El debate, pues, aunque no lo sea en el más estricto sentido de la palabra, puede ser muy revelador acerca de la inteligencia y el dominio que tienen los precandidatos, en este caso sobre dos temas bastante difusos y poco comprendidos, pero determinantes como telón de fondo de algo que definitivamente debe cambiar en El Salvador: la manera de hacer política y el liderazgo social, que tanta falta nos ha hecho desde hace varias décadas. Desde esta perspectiva, no es importante sólo lo que se dice, sino la credibilidad que pueda proyectar cada uno para inclinar la balanza de los votantes que todavía no deciden involucrarse o no saben a quién favorecer con su voto.

El candidato que resulte electo en las internas de ARENA tendrá muy buenas probabilidades de convertirse en el próximo presidente de El Salvador. Esa es razón suficiente para que todos nos interesemos en esta serie de tres debates que ha organizado la Comisión Electoral Nacional (CEN) de ARENA. Solo los afiliados al partido tienen derecho a voto.
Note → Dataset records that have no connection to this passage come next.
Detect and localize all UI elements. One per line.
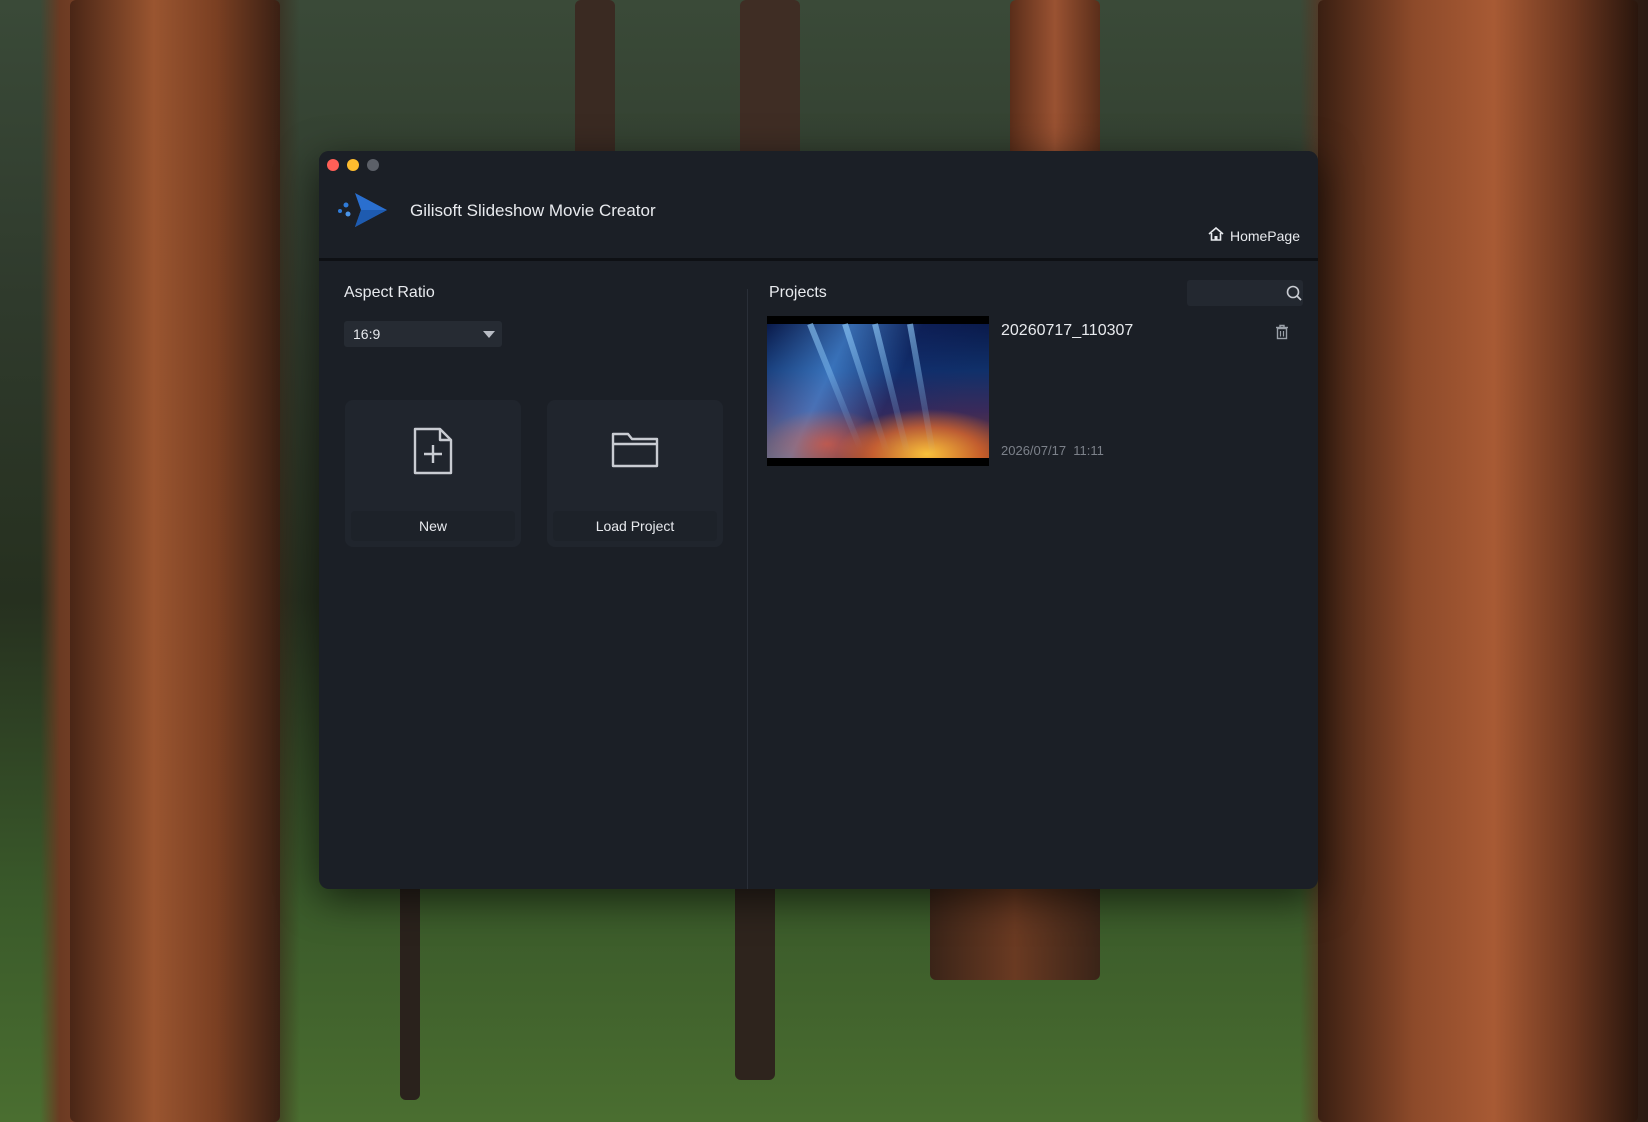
panel-divider — [747, 289, 748, 889]
background-tree-trunk — [735, 880, 775, 1080]
aspect-ratio-value: 16:9 — [353, 326, 381, 342]
background-tree-trunk — [575, 0, 615, 160]
app-window: Gilisoft Slideshow Movie Creator HomePag… — [319, 151, 1318, 889]
search-input[interactable] — [1193, 283, 1277, 305]
project-item[interactable]: 20260717_110307 2026/07/17 11:11 — [767, 316, 1299, 466]
projects-label: Projects — [769, 284, 827, 301]
maximize-window-button[interactable] — [367, 159, 379, 171]
app-logo-play-icon — [337, 189, 389, 231]
background-tree-trunk — [930, 880, 1100, 980]
new-label: New — [351, 511, 515, 541]
background-tree-trunk — [1010, 0, 1100, 160]
new-file-plus-icon — [412, 426, 454, 481]
homepage-link[interactable]: HomePage — [1208, 226, 1300, 244]
background-tree-trunk — [1318, 0, 1638, 1122]
project-search-box[interactable] — [1187, 280, 1303, 306]
project-date: 2026/07/17 11:11 — [1001, 443, 1104, 458]
aspect-ratio-select[interactable]: 16:9 — [344, 321, 502, 347]
project-thumbnail[interactable] — [767, 316, 989, 466]
project-name: 20260717_110307 — [1001, 322, 1134, 339]
load-project-button[interactable]: Load Project — [547, 400, 723, 547]
new-project-button[interactable]: New — [345, 400, 521, 547]
background-tree-trunk — [400, 880, 420, 1100]
home-icon — [1208, 226, 1224, 244]
background-tree-trunk — [740, 0, 800, 160]
aspect-ratio-label: Aspect Ratio — [344, 284, 435, 301]
title-bar: Gilisoft Slideshow Movie Creator HomePag… — [319, 151, 1318, 261]
close-window-button[interactable] — [327, 159, 339, 171]
app-title: Gilisoft Slideshow Movie Creator — [410, 201, 656, 220]
homepage-label: HomePage — [1229, 227, 1300, 244]
folder-icon — [610, 426, 660, 475]
minimize-window-button[interactable] — [347, 159, 359, 171]
chevron-down-icon — [483, 331, 495, 338]
trash-icon[interactable] — [1275, 324, 1289, 345]
search-icon[interactable] — [1285, 284, 1303, 307]
load-project-label: Load Project — [553, 511, 717, 541]
background-tree-trunk — [70, 0, 280, 1122]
Pero cada uno de esos 122 mil ciudadanos tiene familiares y amigos con quienes seguramente discutirán sobre el tema en las próximas semanas, por lo que, en alguna medida aunque sea indirectamente, muchos salvadoreños que no pertenecemos a ARENA podremos ejercer influencia sobre el resultado de una elección que hace solo unos meses parecía “de trámite” pero se ha vuelto altamente competitiva por las innegables virtudes, la convicción y el empeño de Javier Simán, quien no aceptó darse por derrotado antes de hacer su mejor esfuerzo para triunfar.

ARENA se encuentra en una situación envidiable, enfrentando una oposición que cayó en una profunda crisis y no encuentra la forma ni la fuerza para superarla en el poco tiempo que resta para la elección presidencial. Por si eso fuera poco, ARENA tiene el lujo de poner a competir a dos de sus mejores cartas, personas íntegras y bien formadas, ambos poco o nada contaminados con todo lo indeseable de tiempos pasados, ambos jóvenes y con mucha energía. Lo mejor que pueden hacer las instancias de mando del partido es garantizar que la competencia sea limpia y facilitar el voto del mayor número posible de afiliados.

En los tres debates que se llevarán a cabo, los precandidatos deben entender que su prioridad inmediata es conquistar la confianza de sus propios correligionarios, pero deben saber que estarán siendo también observados con mucha atención por cientos de miles de salvadoreños que, en menos de un año, tendremos que decidir si le damos una nueva oportunidad a ARENA, o nos quedamos como meros espectadores, o le damos continuidad a diez años de mal gobierno, o nos dejamos deslumbrar por los espejitos brillantes de algún vendedor de sueños cuyo único mérito hasta ahora ha sido despotricar contra el sistema.